Gambling expansion in North Carolina

Published August 16, 2013

By Brad Crone

by Brad Crone, Campaign Connections and NC SPIN panelist, August 16, 2013.

News broke this week that the South Carolina Catawba Indian Tribe is seriously considering the purchase of a 45-acre tract of land in Cleveland County to establish a casino attraction just off Interstate 85 at the border.

It appears the Governor and his economic development team is pursuing the project and there’s a darn good reason.  Money.

However, the fact that a South Carolina tribe is pushing the casino project will create huge political ripples in the state.

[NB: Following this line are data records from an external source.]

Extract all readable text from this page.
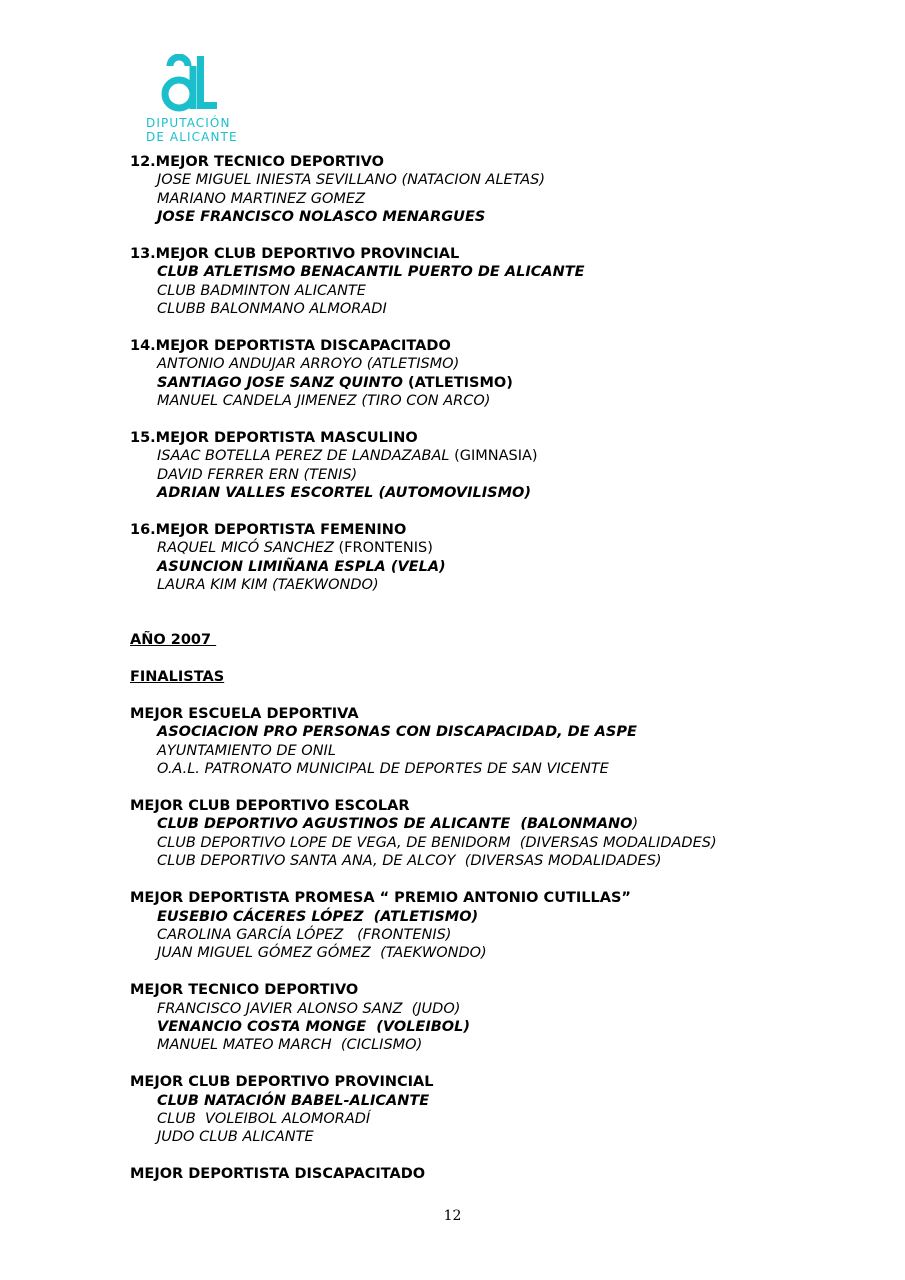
DIPUTACIÓN
DE ALICANTE
12.MEJOR TECNICO DEPORTIVO
JOSE MIGUEL INIESTA SEVILLANO (NATACION ALETAS)
MARIANO MARTINEZ GOMEZ
JOSE FRANCISCO NOLASCO MENARGUES
13.MEJOR CLUB DEPORTIVO PROVINCIAL
CLUB ATLETISMO BENACANTIL PUERTO DE ALICANTE
CLUB BADMINTON ALICANTE
CLUBB BALONMANO ALMORADI
14.MEJOR DEPORTISTA DISCAPACITADO
ANTONIO ANDUJAR ARROYO (ATLETISMO)
SANTIAGO JOSE SANZ QUINTO (ATLETISMO)
MANUEL CANDELA JIMENEZ (TIRO CON ARCO)
15.MEJOR DEPORTISTA MASCULINO
ISAAC BOTELLA PEREZ DE LANDAZABAL (GIMNASIA)
DAVID FERRER ERN (TENIS)
ADRIAN VALLES ESCORTEL (AUTOMOVILISMO)
16.MEJOR DEPORTISTA FEMENINO
RAQUEL MICÓ SANCHEZ (FRONTENIS)
ASUNCION LIMIÑANA ESPLA (VELA)
LAURA KIM KIM (TAEKWONDO)
AÑO 2007
FINALISTAS
MEJOR ESCUELA DEPORTIVA
ASOCIACION PRO PERSONAS CON DISCAPACIDAD, DE ASPE
AYUNTAMIENTO DE ONIL
O.A.L. PATRONATO MUNICIPAL DE DEPORTES DE SAN VICENTE
MEJOR CLUB DEPORTIVO ESCOLAR
CLUB DEPORTIVO AGUSTINOS DE ALICANTE  (BALONMANO)
CLUB DEPORTIVO LOPE DE VEGA, DE BENIDORM  (DIVERSAS MODALIDADES)
CLUB DEPORTIVO SANTA ANA, DE ALCOY  (DIVERSAS MODALIDADES)
MEJOR DEPORTISTA PROMESA “ PREMIO ANTONIO CUTILLAS”
EUSEBIO CÁCERES LÓPEZ  (ATLETISMO)
CAROLINA GARCÍA LÓPEZ   (FRONTENIS)
JUAN MIGUEL GÓMEZ GÓMEZ  (TAEKWONDO)
MEJOR TECNICO DEPORTIVO
FRANCISCO JAVIER ALONSO SANZ  (JUDO)
VENANCIO COSTA MONGE  (VOLEIBOL)
MANUEL MATEO MARCH  (CICLISMO)
MEJOR CLUB DEPORTIVO PROVINCIAL
CLUB NATACIÓN BABEL-ALICANTE
CLUB  VOLEIBOL ALOMORADÍ
JUDO CLUB ALICANTE
MEJOR DEPORTISTA DISCAPACITADO
12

Another major problem is the appearance that the state doesn’t have a comprehensive policy when it comes to dealing with gaming regulations in the state.

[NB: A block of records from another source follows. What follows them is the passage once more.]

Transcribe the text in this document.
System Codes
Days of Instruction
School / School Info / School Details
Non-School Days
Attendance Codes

The Catawba Nation project makes the state look more project oriented that policy driven.  A similar problem exhibited by the Perdue Administration.  You have to understand that there are multiple levels of politics at play.

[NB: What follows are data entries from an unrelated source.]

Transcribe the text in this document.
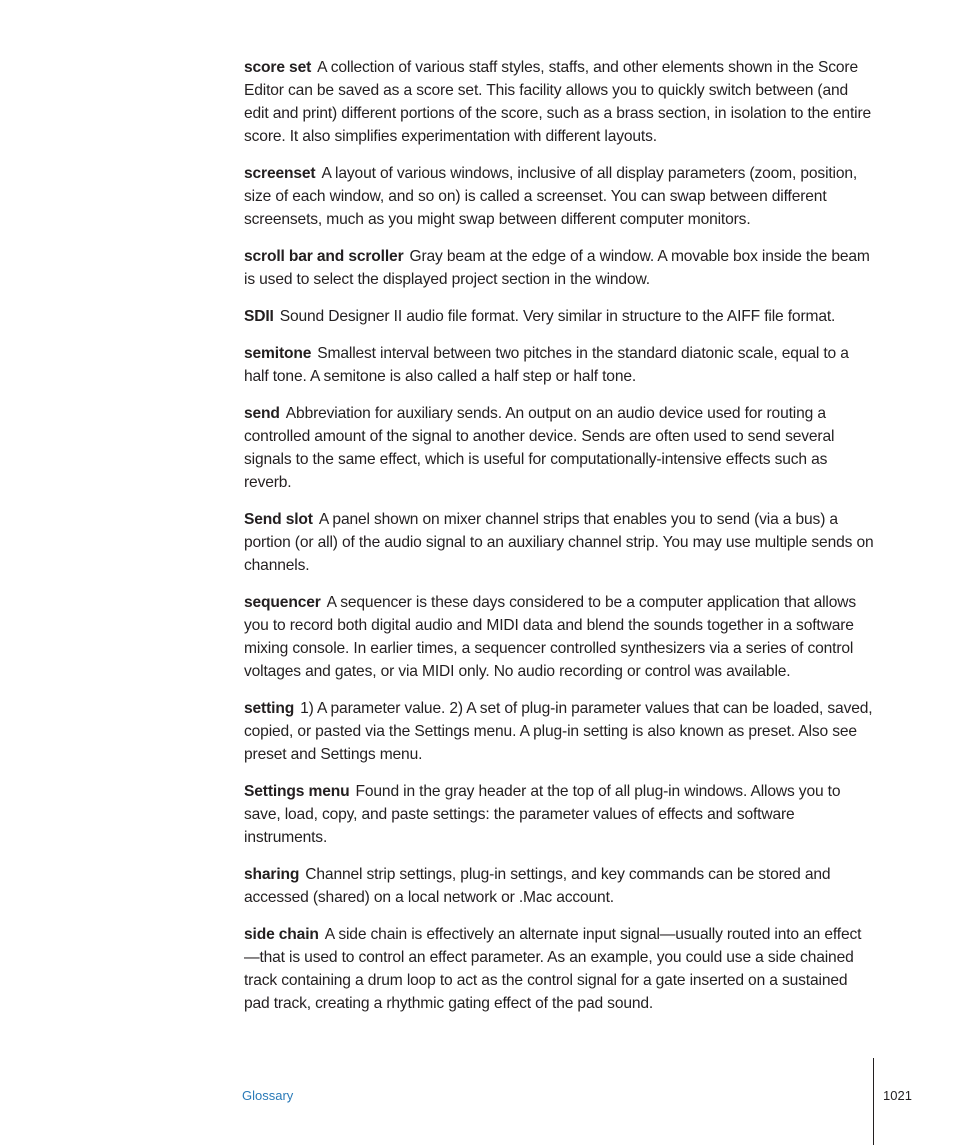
score set A collection of various staff styles, staffs, and other elements shown in the Score Editor can be saved as a score set. This facility allows you to quickly switch between (and edit and print) different portions of the score, such as a brass section, in isolation to the entire score. It also simplifies experimentation with different layouts.

screenset A layout of various windows, inclusive of all display parameters (zoom, position, size of each window, and so on) is called a screenset. You can swap between different screensets, much as you might swap between different computer monitors.

scroll bar and scroller Gray beam at the edge of a window. A movable box inside the beam is used to select the displayed project section in the window.

SDII Sound Designer II audio file format. Very similar in structure to the AIFF file format.

semitone Smallest interval between two pitches in the standard diatonic scale, equal to a half tone. A semitone is also called a half step or half tone.

send Abbreviation for auxiliary sends. An output on an audio device used for routing a controlled amount of the signal to another device. Sends are often used to send several signals to the same effect, which is useful for computationally-intensive effects such as reverb.

Send slot A panel shown on mixer channel strips that enables you to send (via a bus) a portion (or all) of the audio signal to an auxiliary channel strip. You may use multiple sends on channels.

sequencer A sequencer is these days considered to be a computer application that allows you to record both digital audio and MIDI data and blend the sounds together in a software mixing console. In earlier times, a sequencer controlled synthesizers via a series of control voltages and gates, or via MIDI only. No audio recording or control was available.

setting 1) A parameter value. 2) A set of plug-in parameter values that can be loaded, saved, copied, or pasted via the Settings menu. A plug-in setting is also known as preset. Also see preset and Settings menu.

Settings menu Found in the gray header at the top of all plug-in windows. Allows you to save, load, copy, and paste settings: the parameter values of effects and software instruments.

sharing Channel strip settings, plug-in settings, and key commands can be stored and accessed (shared) on a local network or .Mac account.

side chain A side chain is effectively an alternate input signal—usually routed into an effect—that is used to control an effect parameter. As an example, you could use a side chained track containing a drum loop to act as the control signal for a gate inserted on a sustained pad track, creating a rhythmic gating effect of the pad sound.

Glossary	1021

  1. The project is singular in scope. A unified policy on Indian Gaming would be beneficial for our state’s native American population and the state’s general fund
  2. It’s highly unlikely the Cherokee Nation will ever go for the project being so close to their existing casino in Cherokee – and the Eastern Band of the Cherokee are major players in state politics, thanks to the leadership of Principal Chief Michelle Hicks.
  3. The conservative Republicans in the State Legislature don’t like expanding gaming regulations in the state.

Here’s a solution:  The state should consider a joint compact gaming policy that allows the recognized tribes in the State of North Carolina to own and operate casinos on I-85; I-77 and I-95.  The proceeds would be divided based on populations of the tribes with the state getting one-third of the revenues.  The Eastern Band of the Cherokee could be the managing partners since they already have an established and successful casino operation.

You could have major casino attractions in Roanoke Rapids, Lumberton, Henderson and even in Surry County.

The joint state tribal compact would allow smaller state recognized tribes to lift up their people.  It would be a boost to the Lumbee, Tuscaroran, Coharie, Croatan, Powhatan and Saponi tribes.

It would be a windfall for the State of North Carolina generate $300 to $500 million a year that could be invested in the state’s general fund – perhaps helping to fund education, our universities or upgrading our interstate highways.

As far as the social conservative Republican lawmakers, I haven’t figured out a solution for that yet….standby.